A man without self-control is like a city broken into and left without walls. -Proverbs 25:28 ESV
I used to not know the power of discipline.
I remember the weekend when I was told to get my life together. The following Monday I was to enlist in the Royal Australian Navy. I thought I dressed ok, spoke well, and walked with integrity at every moment. From my perspective I thought I had it all together. However, after only one day of entering the recruit school, I saw everything from a different view. We were told that we would learn to iron uniforms, wash, and dress ourselves correctly. We would begin to walk, talk, and speak differently. We were told that our shoes would be polished so hard that our instructors would be able to see a better reflection on them than the faces that stared him in the face.
At that moment my pride, my ego and my head screamed to get out of there. However, what came next was a life changing moment.
Over the coming weeks my recruit school class, Otama, slowly broke down our barriers, and we all began to grow as one. “One in, all in” became our mantra. If one crease was out on any shirt, the whole lot of us went upstairs to re-iron our uniforms. If one thread was loose on our stitching, we all went and attended to the smallest issues. When it came to fitness, if one of us was in remedial class for being unfit (I was that one), the whole class gathered behind that person to inspire them to go further.
What happened over that brief period of 13 weeks was life changing. Through the rigor of 5am wake up calls for physical instruction, to the late night hours of exam studies, we became a unified class within a strong division. What was the thing that inspired us to push further than any other group? We worked harder than anyone, and pushed harder to work as one. What was the result? On the graduation day the Otama class received the class of the intake. What was the key?
We knew the power of self-discipline.
So often, discipline arouses a negative connotation in the mind.

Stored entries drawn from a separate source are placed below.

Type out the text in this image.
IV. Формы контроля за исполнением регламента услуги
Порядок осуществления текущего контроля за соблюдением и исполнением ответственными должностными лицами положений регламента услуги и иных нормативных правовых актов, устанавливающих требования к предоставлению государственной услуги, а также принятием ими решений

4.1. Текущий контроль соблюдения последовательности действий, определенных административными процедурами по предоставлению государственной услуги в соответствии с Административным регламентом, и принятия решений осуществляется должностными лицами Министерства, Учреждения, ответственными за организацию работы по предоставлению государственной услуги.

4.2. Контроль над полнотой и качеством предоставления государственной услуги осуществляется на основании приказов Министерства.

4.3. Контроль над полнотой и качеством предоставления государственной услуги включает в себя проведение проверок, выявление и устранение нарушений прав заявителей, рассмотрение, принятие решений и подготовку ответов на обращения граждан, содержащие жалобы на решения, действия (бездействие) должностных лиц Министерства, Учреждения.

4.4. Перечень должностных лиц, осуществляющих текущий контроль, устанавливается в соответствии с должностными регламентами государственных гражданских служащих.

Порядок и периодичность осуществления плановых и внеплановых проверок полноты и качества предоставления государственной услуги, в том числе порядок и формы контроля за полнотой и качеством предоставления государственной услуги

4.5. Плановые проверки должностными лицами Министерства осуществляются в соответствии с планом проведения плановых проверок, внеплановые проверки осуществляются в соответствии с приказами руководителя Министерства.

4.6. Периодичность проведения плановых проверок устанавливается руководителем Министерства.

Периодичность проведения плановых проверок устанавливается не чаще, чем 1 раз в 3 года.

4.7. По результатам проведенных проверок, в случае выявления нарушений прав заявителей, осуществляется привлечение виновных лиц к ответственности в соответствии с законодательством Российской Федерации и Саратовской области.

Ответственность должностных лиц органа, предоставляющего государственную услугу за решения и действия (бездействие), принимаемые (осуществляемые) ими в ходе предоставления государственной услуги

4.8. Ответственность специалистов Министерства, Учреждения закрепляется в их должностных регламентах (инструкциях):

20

More often than not, our human will and emotion likes to walk in the opposite direction. From the early stages of childhood, every little boy sees a rule as something to be broken. During teenage years, every hot blooded young male sees boundaries to be crossed. Through young adult years, a man looks at government and people in control and begins to develop opinions about how things could be done better.
Men naturally love to break free from the idea of discipline or rule.
But what if discipline was so much more than that? I was at the University of Oxford last month attending a conference. One of the lecturers brought up this idea of discipline. He quoted from the dictionary then paraphrased it to a circular view of work that discipline gives.
He said discipline is:
“Training: to act in accordance with rules, drill, military discipline through instruction and exercise.”
“Exercise: an activity or a regimen that develops or improves a man’s character.”
“Character: a conduct and rule for the man that is given by correction in order to maintain good discipline in life and creed.”
“Creed: A set of words, codes, or a statement that brings vision, clarity, and a state of stability through training.”
When we look at discipline or self-control from this perspective, it is something that is good for the heart of every man. Discipline is a driving force and tool that can help every man achieve great things from small circumstances.
When I was growing up, one of my favorite sports stars to watch was the late Formula One racing legend Ayrton Senna. Although he was a man that achieved so much acclaim on the track, it was off the track he gained my loyalty for standing on the convictions of his faith and legacy. In 1993, I remember watching his final career win that took place in Australia. He came to finish the Adelaide circuit and take pole position. It was afterward that he literally became speechless with what he achieved. The only words that could summarize that race for many came from the iconic song that Tina Turner sung afterward. She belted out, “Simply the Best.” In hindsight, Ayrton accomplished so much before his tragic end, but his mastery over that adrenaline pumping sport gave me a huge respect for him. Ayrton later went on the books saying,
I have no idols, I admire work, dedication and competence.
For me these three things are the key ingredients for men if they want to succeed in every area of life. Discipline can come only by hard work, faithful dedication, and competence to get the job done.
What about you? Is there a key area in your life that you know you need to change? Do you need to improve your health and fitness?
Get into a beginners group in a gym.
Do you need to work on your friendships and relationships with others?
Intentionally take time off each week to talk.
Do you need to work on your career?
Ask your boss to sit down with you and work out a development plan so that you have some personal goals to work toward.
Each one of us has at least one area we could work on. Or, maybe you could be that friend that inspires others to be accountable with their goals. Who knows what you could achieve?